Simbiose       

 

I

 

E era dia, e era noite

e o poeta começava

como devia:

trazia à luz uma gema

e a deixava inerte,

molde natural,

fluxo tranquilo sem métrica,

deixava-a vir enfim como viria

assim tão mais que viva,

musa de si

dona de si;

 

por que dizer então da rima que inexiste

em certas horas

ser precisa ao tombo que deflora

em velhas, novas chagas

tudo quanto ainda se desenha?

 

Há um aperto eterno no coração do poeta.

 

Dos homens.

 

E a busca, o sonho

(não aquele sonho mal talhado,

postado em solene sorrisos),

tudo é aberto e sem mácula, regado ao presente.

 

— Façamos então novas odes:

 

a curiosidade pelo novo,

um desejo surdo e persistente

a cada toque,

como se as imagens filtradas

evocassem o vermelho de seda das tardes

no puro sono dos sentidos,

o mar traindo enfim o silêncio

da razão:

 

de novo impor-se em sonhos

a quem quer que nos resista

 

(deles os tons mais reticentes

desdenham ofertar ao tolo

o engenho mudo dos matizes).

 

 

II

 

Fica a corda ao chão.

 

A vida se eleva, e fica.

 

Houve sim a graça,

Um ensaio de paz

(ouve: contaram-me em sonetos

nossa paz de porcelana),

 

e um amor profundo e vago

que se faz e se explica e se gera e cresce

 

no mesmo instante em que morre.

 

Mas morre?

Desnecessário usar de vinho e luz

na inspeção regrada e exausta (um rascunho)

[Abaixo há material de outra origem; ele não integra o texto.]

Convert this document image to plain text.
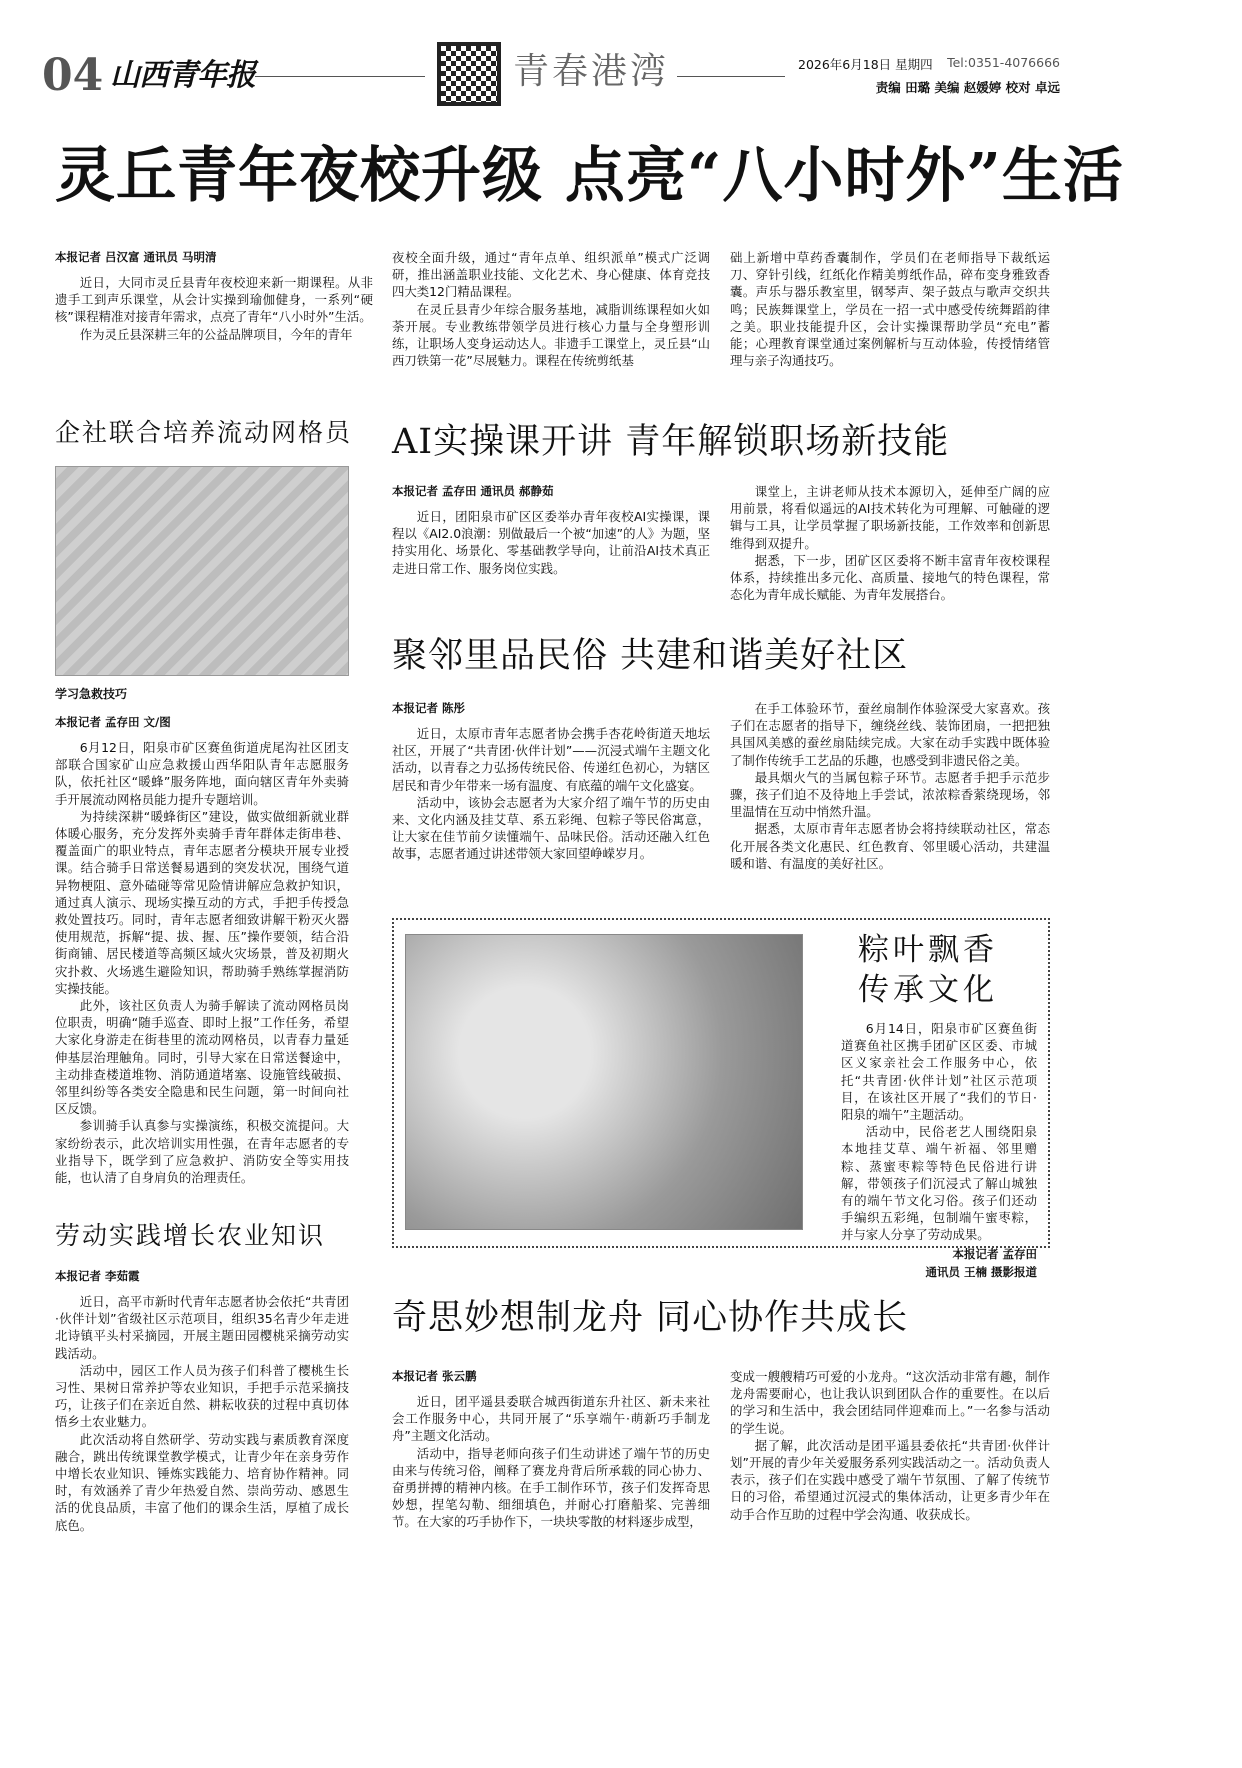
04 山西青年报	青春港湾	2026年6月18日 星期四 Tel:0351-4076666
责编 田璐 美编 赵媛婷 校对 卓远
灵丘青年夜校升级 点亮“八小时外”生活
本报记者 吕汉富 通讯员 马明清

近日，大同市灵丘县青年夜校迎来新一期课程。从非遗手工到声乐课堂，从会计实操到瑜伽健身，一系列“硬核”课程精准对接青年需求，点亮了青年“八小时外”生活。

作为灵丘县深耕三年的公益品牌项目，今年的青年

夜校全面升级，通过“青年点单、组织派单”模式广泛调研，推出涵盖职业技能、文化艺术、身心健康、体育竞技四大类12门精品课程。

在灵丘县青少年综合服务基地，减脂训练课程如火如荼开展。专业教练带领学员进行核心力量与全身塑形训练，让职场人变身运动达人。非遗手工课堂上，灵丘县“山西刀铁第一花”尽展魅力。课程在传统剪纸基

础上新增中草药香囊制作，学员们在老师指导下裁纸运刀、穿针引线，红纸化作精美剪纸作品，碎布变身雅致香囊。声乐与器乐教室里，钢琴声、架子鼓点与歌声交织共鸣；民族舞课堂上，学员在一招一式中感受传统舞蹈韵律之美。职业技能提升区，会计实操课帮助学员“充电”蓄能；心理教育课堂通过案例解析与互动体验，传授情绪管理与亲子沟通技巧。

企社联合培养流动网格员
学习急救技巧
本报记者 孟存田 文/图

6月12日，阳泉市矿区赛鱼街道虎尾沟社区团支部联合国家矿山应急救援山西华阳队青年志愿服务队，依托社区“暖蜂”服务阵地，面向辖区青年外卖骑手开展流动网格员能力提升专题培训。

为持续深耕“暖蜂街区”建设，做实做细新就业群体暖心服务，充分发挥外卖骑手青年群体走街串巷、覆盖面广的职业特点，青年志愿者分模块开展专业授课。结合骑手日常送餐易遇到的突发状况，围绕气道异物梗阻、意外磕碰等常见险情讲解应急救护知识，通过真人演示、现场实操互动的方式，手把手传授急救处置技巧。同时，青年志愿者细致讲解干粉灭火器使用规范，拆解“提、拔、握、压”操作要领，结合沿街商铺、居民楼道等高频区域火灾场景，普及初期火灾扑救、火场逃生避险知识，帮助骑手熟练掌握消防实操技能。

此外，该社区负责人为骑手解读了流动网格员岗位职责，明确“随手巡查、即时上报”工作任务，希望大家化身游走在街巷里的流动网格员，以青春力量延伸基层治理触角。同时，引导大家在日常送餐途中，主动排查楼道堆物、消防通道堵塞、设施管线破损、邻里纠纷等各类安全隐患和民生问题，第一时间向社区反馈。

参训骑手认真参与实操演练，积极交流提问。大家纷纷表示，此次培训实用性强，在青年志愿者的专业指导下，既学到了应急救护、消防安全等实用技能，也认清了自身肩负的治理责任。

劳动实践增长农业知识
本报记者 李茹霞

近日，高平市新时代青年志愿者协会依托“共青团·伙伴计划”省级社区示范项目，组织35名青少年走进北诗镇平头村采摘园，开展主题田园樱桃采摘劳动实践活动。

活动中，园区工作人员为孩子们科普了樱桃生长习性、果树日常养护等农业知识，手把手示范采摘技巧，让孩子们在亲近自然、耕耘收获的过程中真切体悟乡土农业魅力。

此次活动将自然研学、劳动实践与素质教育深度融合，跳出传统课堂教学模式，让青少年在亲身劳作中增长农业知识、锤炼实践能力、培育协作精神。同时，有效涵养了青少年热爱自然、崇尚劳动、感恩生活的优良品质，丰富了他们的课余生活，厚植了成长底色。

AI实操课开讲 青年解锁职场新技能
本报记者 孟存田 通讯员 郝静茹

近日，团阳泉市矿区区委举办青年夜校AI实操课，课程以《AI2.0浪潮：别做最后一个被“加速”的人》为题，坚持实用化、场景化、零基础教学导向，让前沿AI技术真正走进日常工作、服务岗位实践。

课堂上，主讲老师从技术本源切入，延伸至广阔的应用前景，将看似遥远的AI技术转化为可理解、可触碰的逻辑与工具，让学员掌握了职场新技能，工作效率和创新思维得到双提升。

据悉，下一步，团矿区区委将不断丰富青年夜校课程体系，持续推出多元化、高质量、接地气的特色课程，常态化为青年成长赋能、为青年发展搭台。

聚邻里品民俗 共建和谐美好社区
本报记者 陈彤

近日，太原市青年志愿者协会携手杏花岭街道天地坛社区，开展了“共青团·伙伴计划”——沉浸式端午主题文化活动，以青春之力弘扬传统民俗、传递红色初心，为辖区居民和青少年带来一场有温度、有底蕴的端午文化盛宴。

活动中，该协会志愿者为大家介绍了端午节的历史由来、文化内涵及挂艾草、系五彩绳、包粽子等民俗寓意，让大家在佳节前夕读懂端午、品味民俗。活动还融入红色故事，志愿者通过讲述带领大家回望峥嵘岁月。

在手工体验环节，蚕丝扇制作体验深受大家喜欢。孩子们在志愿者的指导下，缠绕丝线、装饰团扇，一把把独具国风美感的蚕丝扇陆续完成。大家在动手实践中既体验了制作传统手工艺品的乐趣，也感受到非遗民俗之美。

最具烟火气的当属包粽子环节。志愿者手把手示范步骤，孩子们迫不及待地上手尝试，浓浓粽香萦绕现场，邻里温情在互动中悄然升温。

据悉，太原市青年志愿者协会将持续联动社区，常态化开展各类文化惠民、红色教育、邻里暖心活动，共建温暖和谐、有温度的美好社区。

粽叶飘香
传承文化

6月14日，阳泉市矿区赛鱼街道赛鱼社区携手团矿区区委、市城区义家亲社会工作服务中心，依托“共青团·伙伴计划”社区示范项目，在该社区开展了“我们的节日·阳泉的端午”主题活动。

活动中，民俗老艺人围绕阳泉本地挂艾草、端午祈福、邻里赠粽、蒸蜜枣粽等特色民俗进行讲解，带领孩子们沉浸式了解山城独有的端午节文化习俗。孩子们还动手编织五彩绳，包制端午蜜枣粽，并与家人分享了劳动成果。

本报记者 孟存田
通讯员 王楠 摄影报道
奇思妙想制龙舟 同心协作共成长
本报记者 张云鹏

近日，团平遥县委联合城西街道东升社区、新未来社会工作服务中心，共同开展了“乐享端午·萌新巧手制龙舟”主题文化活动。

活动中，指导老师向孩子们生动讲述了端午节的历史由来与传统习俗，阐释了赛龙舟背后所承载的同心协力、奋勇拼搏的精神内核。在手工制作环节，孩子们发挥奇思妙想，捏笔勾勒、细细填色，并耐心打磨船桨、完善细节。在大家的巧手协作下，一块块零散的材料逐步成型，

变成一艘艘精巧可爱的小龙舟。“这次活动非常有趣，制作龙舟需要耐心，也让我认识到团队合作的重要性。在以后的学习和生活中，我会团结同伴迎难而上。”一名参与活动的学生说。

据了解，此次活动是团平遥县委依托“共青团·伙伴计划”开展的青少年关爱服务系列实践活动之一。活动负责人表示，孩子们在实践中感受了端午节氛围、了解了传统节日的习俗，希望通过沉浸式的集体活动，让更多青少年在动手合作互助的过程中学会沟通、收获成长。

do que ora foge dar-se à vista humana:

 

A despeito de tua tez, não é preciso o toque.

 

Não é preciso o beijo.

 

Não é preciso o que não é preciso

quando as almas se enlaçam

e se fundem

e a dança se dá por si.

 

A despeito de teus olhos

 

a despeito de teu corpo

 

a despeito de teu rosto e tua pele,

perto se dá que não estamos prontos,

ainda:

 

na distância, que não é de mapa, o medo dorme.

 

 

III

 

Quase final. Eu tranqüilo já descubro

um vento e uma praia,

e nossa amizade se oferta

lavrada a ferro e fogo.

 

O vento na praia acorda um canto

(não mais aquele, em tons frios

de aquarela-aquém-da-cor),

e o meu mormaço volta inteiro

quando o tomo e ainda aceito,

deslocado, sincero, sem mágoa;

...

deixamos passar a tarde, e parece-me agora

que a infinitude espessa, liberta e condescendente

dos grãos me rejeita, balé confuso

em trajes estéreis, passa e cobre

e se agarra ao sangue:

 

a dor que nos redime,

a paz pequenina e singela,

a vida que se ensaia afasta enfim

os entraves do remorso,

e tentamos resgatar o sentimento

 

nosso primeiro beijo

 

um frasco de perfume barato

derramado no peito,

 

sorver o canto no pranto da lei que nos condena

a uma morte estranha,

 

à cisma impune

 

do nada.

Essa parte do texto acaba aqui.